Sorry I forgot to answer this question. Yes this is the medium pace
system pressure that I mentioned at OSPM'23
>
> >
@@ -2563,6 +2563,40 @@ int cpufreq_get_policy(struct cpufreq_policy *policy, unsigned int cpu)
}
EXPORT_SYMBOL(cpufreq_get_policy);
+DEFINE_PER_CPU(unsigned long, cpufreq_pressure);
+
+/**
+ * cpufreq_update_pressure() - Update cpufreq pressure for CPUs
+ * @policy: cpufreq policy of the CPUs.
+ *
+ * Update the value of cpufreq pressure for all @cpus in the policy.
+ */
+static void cpufreq_update_pressure(struct cpufreq_policy *policy)
+{
+ unsigned long max_capacity, capped_freq, pressure;
+ u32 max_freq;
+ int cpu;
+
+ /*
+ * Handle properly the boost frequencies, which should simply clean
+ * the thermal pressure value.
+ */
+ if (max_freq <= capped_freq) {
+ pressure = 0;
+ } else {
+ cpu = cpumask_first(policy->related_cpus);
+ max_capacity = arch_scale_cpu_capacity(cpu);
+ capped_freq = policy->max;
+ max_freq = arch_scale_freq_ref(cpu);
+
+ pressure = max_capacity -
+ mult_frac(max_capacity, capped_freq, max_freq);
+ }
+
+ for_each_cpu(cpu, policy->related_cpus)
+ WRITE_ONCE(per_cpu(cpufreq_pressure, cpu), pressure);
+}
+
/**
* cpufreq_set_policy - Modify cpufreq policy parameters.

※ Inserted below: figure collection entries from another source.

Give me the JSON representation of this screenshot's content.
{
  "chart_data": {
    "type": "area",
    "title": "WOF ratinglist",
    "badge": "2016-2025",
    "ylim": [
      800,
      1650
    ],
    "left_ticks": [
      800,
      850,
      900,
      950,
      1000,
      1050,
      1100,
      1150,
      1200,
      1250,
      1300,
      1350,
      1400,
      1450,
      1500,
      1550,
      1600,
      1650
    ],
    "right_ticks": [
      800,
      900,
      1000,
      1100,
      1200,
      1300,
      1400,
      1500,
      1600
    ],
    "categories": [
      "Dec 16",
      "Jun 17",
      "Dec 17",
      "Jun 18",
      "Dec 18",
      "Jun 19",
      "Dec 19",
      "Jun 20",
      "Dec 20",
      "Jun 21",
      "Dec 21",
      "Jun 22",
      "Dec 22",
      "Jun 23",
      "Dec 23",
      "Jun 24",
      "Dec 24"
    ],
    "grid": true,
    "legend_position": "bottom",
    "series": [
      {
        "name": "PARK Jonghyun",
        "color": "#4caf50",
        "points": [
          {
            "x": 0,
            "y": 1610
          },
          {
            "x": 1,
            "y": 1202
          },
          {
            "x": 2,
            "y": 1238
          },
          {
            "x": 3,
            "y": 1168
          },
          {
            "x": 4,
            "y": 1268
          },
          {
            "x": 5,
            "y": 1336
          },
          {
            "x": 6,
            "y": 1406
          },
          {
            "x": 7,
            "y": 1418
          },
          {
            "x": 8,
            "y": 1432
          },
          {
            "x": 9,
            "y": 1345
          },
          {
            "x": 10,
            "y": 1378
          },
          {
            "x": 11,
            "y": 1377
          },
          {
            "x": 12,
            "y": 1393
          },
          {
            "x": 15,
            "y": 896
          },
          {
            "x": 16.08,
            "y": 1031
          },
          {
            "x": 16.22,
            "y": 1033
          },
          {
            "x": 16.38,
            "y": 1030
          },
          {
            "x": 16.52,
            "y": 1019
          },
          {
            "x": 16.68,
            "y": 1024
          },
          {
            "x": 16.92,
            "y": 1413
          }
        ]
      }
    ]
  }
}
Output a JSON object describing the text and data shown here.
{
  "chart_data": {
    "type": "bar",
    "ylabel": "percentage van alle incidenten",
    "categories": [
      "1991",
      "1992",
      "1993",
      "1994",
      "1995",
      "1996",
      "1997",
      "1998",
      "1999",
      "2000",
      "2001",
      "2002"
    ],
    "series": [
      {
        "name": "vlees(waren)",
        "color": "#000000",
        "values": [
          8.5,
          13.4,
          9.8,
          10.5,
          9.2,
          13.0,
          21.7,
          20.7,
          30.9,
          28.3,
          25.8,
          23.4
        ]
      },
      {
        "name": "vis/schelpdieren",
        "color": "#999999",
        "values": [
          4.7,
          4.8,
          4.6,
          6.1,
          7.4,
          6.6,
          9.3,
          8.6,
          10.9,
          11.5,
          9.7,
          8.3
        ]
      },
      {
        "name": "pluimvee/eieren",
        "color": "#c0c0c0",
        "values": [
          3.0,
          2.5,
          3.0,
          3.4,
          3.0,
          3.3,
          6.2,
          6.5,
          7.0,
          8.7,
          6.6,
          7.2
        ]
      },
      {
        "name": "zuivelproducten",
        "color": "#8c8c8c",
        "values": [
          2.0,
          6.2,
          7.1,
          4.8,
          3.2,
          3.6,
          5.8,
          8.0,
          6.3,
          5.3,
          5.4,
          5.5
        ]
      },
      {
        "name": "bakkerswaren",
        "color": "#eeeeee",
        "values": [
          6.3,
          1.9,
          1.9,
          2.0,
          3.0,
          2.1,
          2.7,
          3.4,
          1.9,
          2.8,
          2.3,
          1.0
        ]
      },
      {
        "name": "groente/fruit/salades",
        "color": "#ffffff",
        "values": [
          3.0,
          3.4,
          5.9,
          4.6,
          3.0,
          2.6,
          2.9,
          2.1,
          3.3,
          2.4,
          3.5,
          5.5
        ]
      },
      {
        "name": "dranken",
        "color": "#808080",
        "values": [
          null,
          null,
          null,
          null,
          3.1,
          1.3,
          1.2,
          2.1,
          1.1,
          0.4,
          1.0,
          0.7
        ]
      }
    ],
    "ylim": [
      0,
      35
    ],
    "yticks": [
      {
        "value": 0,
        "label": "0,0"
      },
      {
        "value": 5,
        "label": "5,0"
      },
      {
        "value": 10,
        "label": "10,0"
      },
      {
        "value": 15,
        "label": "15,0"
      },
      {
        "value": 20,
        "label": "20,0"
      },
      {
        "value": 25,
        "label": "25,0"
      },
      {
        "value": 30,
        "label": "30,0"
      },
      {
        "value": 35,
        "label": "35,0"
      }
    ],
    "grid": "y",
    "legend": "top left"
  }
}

* @policy: Policy object to modify.
@@ -2618,6 +2652,8 @@ static int cpufreq_set_policy(struct cpufreq_policy *policy,
policy->max = __resolve_freq(policy, policy->max, CPUFREQ_RELATION_H);
trace_cpu_frequency_limits(policy);
+ cpufreq_update_pressure(policy);
+
policy->cached_target_freq = UINT_MAX;
pr_debug("new min and max freqs are %u - %u kHz\n",
@@ -241,6 +241,12 @@ struct kobject *get_governor_parent_kobj(struct cpufreq_policy *policy);
void cpufreq_enable_fast_switch(struct cpufreq_policy *policy);
void cpufreq_disable_fast_switch(struct cpufreq_policy *policy);
bool has_target_index(void);
+
+DECLARE_PER_CPU(unsigned long, cpufreq_pressure);
+static inline unsigned long cpufreq_get_pressure(int cpu)
+{
+ return per_cpu(cpufreq_pressure, cpu);
+}
#else
static inline unsigned int cpufreq_get(unsigned int cpu)
{
@@ -263,6 +269,10 @@ static inline bool cpufreq_supports_freq_invariance(void)
return false;
}
static inline void disable_cpufreq(void) { }
+static inline unsigned long cpufreq_get_pressure(int cpu)
+{
+ return 0;
+}
#endif
#ifdef CONFIG_CPU_FREQ_STAT